Several early detection serum and urinary biomarkers have been reported as a first step toward a clinically relevant RCC detection assay. Noninvasive detection methods are promising given the increased frequency of detection of RCC from incidental findings on imaging. In one recent study, analysis of RCC cases revealed elevated plasma levels of N-methyltransferase (NNMT), L-plastin (LCP1), and nonmetastatic cells 1 protein (NM23A) . A three-marker assay was developed with good positive and negative predictive value for RCC, although results of this study remain unvalidated. Examination of urinary samples from newly diagnosed RCC patients and matched controls identified 86 peptides more frequently found in RCC, most of which were fragments of collagen chains. An assay using these peptides was developed and then validated using an independent set of patients, enabling differentiation of RCC from control with excellent discriminative accuracy (AUC of 0.92) . These assays may help indicate the presence of a kidney primary malignancy, although they need to be further validated and studied in a diagnostic capacity.

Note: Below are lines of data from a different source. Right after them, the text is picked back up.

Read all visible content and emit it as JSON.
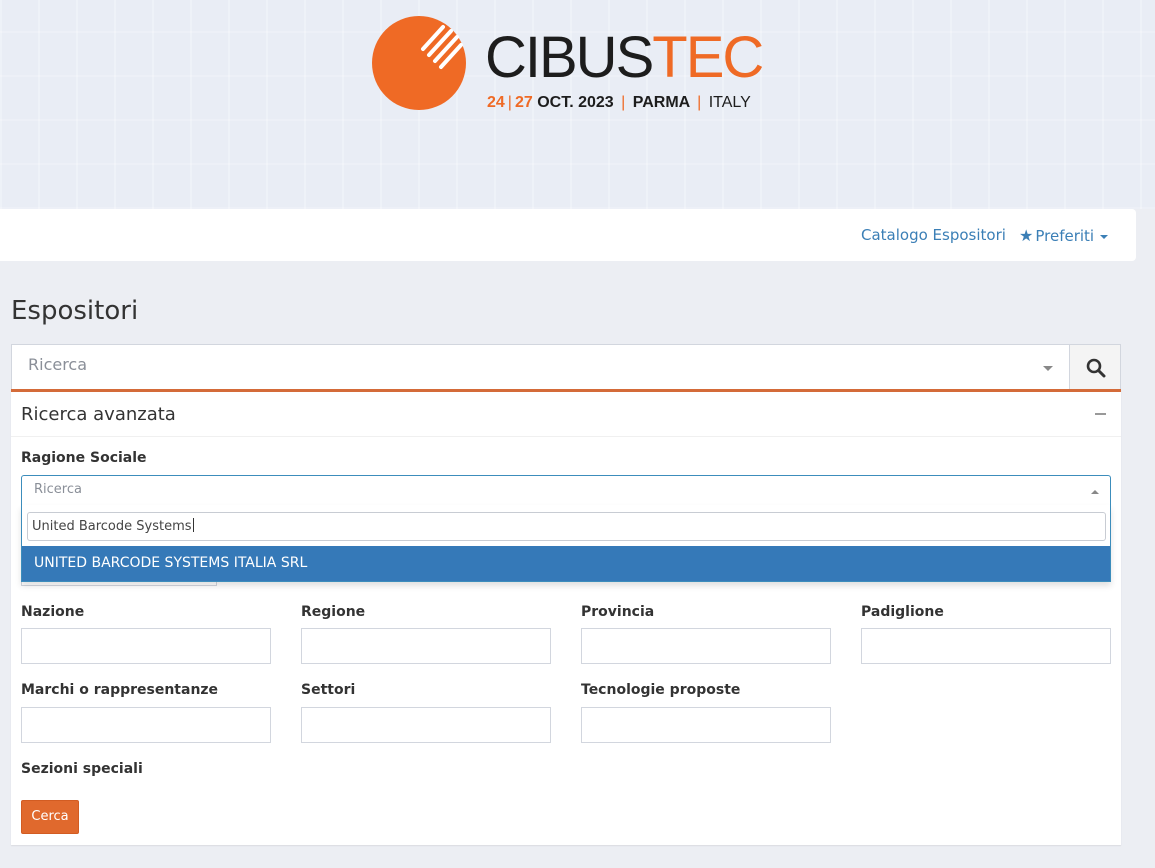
{
  "logo": {
    "word_dark": "CIBUS",
    "word_orange": "TEC",
    "date_orange": "24",
    "date_orange2": "27",
    "date_rest": "OCT. 2023",
    "city": "PARMA",
    "country": "ITALY"
  },
  "nav": {
    "catalogo": "Catalogo Espositori",
    "preferiti": "Preferiti"
  },
  "page": {
    "title": "Espositori"
  },
  "main_search": {
    "placeholder": "Ricerca"
  },
  "advanced": {
    "title": "Ricerca avanzata",
    "ragione_sociale": {
      "label": "Ragione Sociale",
      "placeholder": "Ricerca",
      "search_value": "United Barcode Systems",
      "options": [
        "UNITED BARCODE SYSTEMS ITALIA SRL"
      ]
    },
    "fields": {
      "nazione": "Nazione",
      "regione": "Regione",
      "provincia": "Provincia",
      "padiglione": "Padiglione",
      "marchi": "Marchi o rappresentanze",
      "settori": "Settori",
      "tecnologie": "Tecnologie proposte",
      "sezioni": "Sezioni speciali"
    },
    "submit_label": "Cerca"
  },
  "colors": {
    "brand_orange": "#ef6a25",
    "link_blue": "#3b7fb6",
    "selected_option": "#3579b8",
    "panel_accent": "#d46b39"
  },
  "icons": {
    "nav_star": "star-icon",
    "search": "search-icon",
    "collapse": "minus-icon"
  }
}
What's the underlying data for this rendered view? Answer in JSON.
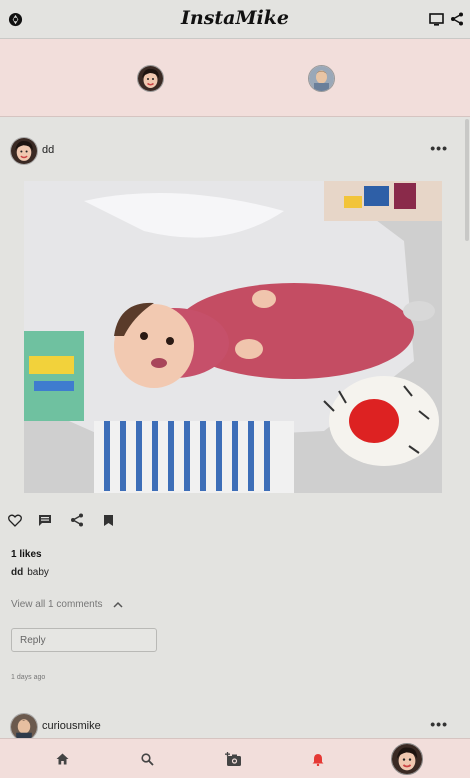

Metastatic RCC consists of a heterogeneous group of cancers. This creates incredible challenges to prediction of prognosis and response to different therapeutics. Biomarkers have their most immediate potential in RCC to demystify the heterogeneity and classify RCC into meaningful subgroups. Ultimately, having a rational biological signature from which to draw prognostic or predictive information, yet with low cost and minimal specimens from patients, would be invaluable. In the last decade, the emergence of multiple FDA-approved targeted therapies gives promise to patients with advanced RCC; however, it also adds complexity in the effort of tailoring each agent to different individuals in appropriate sequence. Despite increased understanding of the underlying tumor biology of RCC and its variant histologies (which arguably comprise highly distinct disease entities), the current TNM staging and subtyping of RCC give inadequate insight to refine current algorithms for treatment selection, disease monitoring, and management. The identification and utilization of novel biomarkers for prognosis and prediction of response are important approaches for personalized RCC treatment.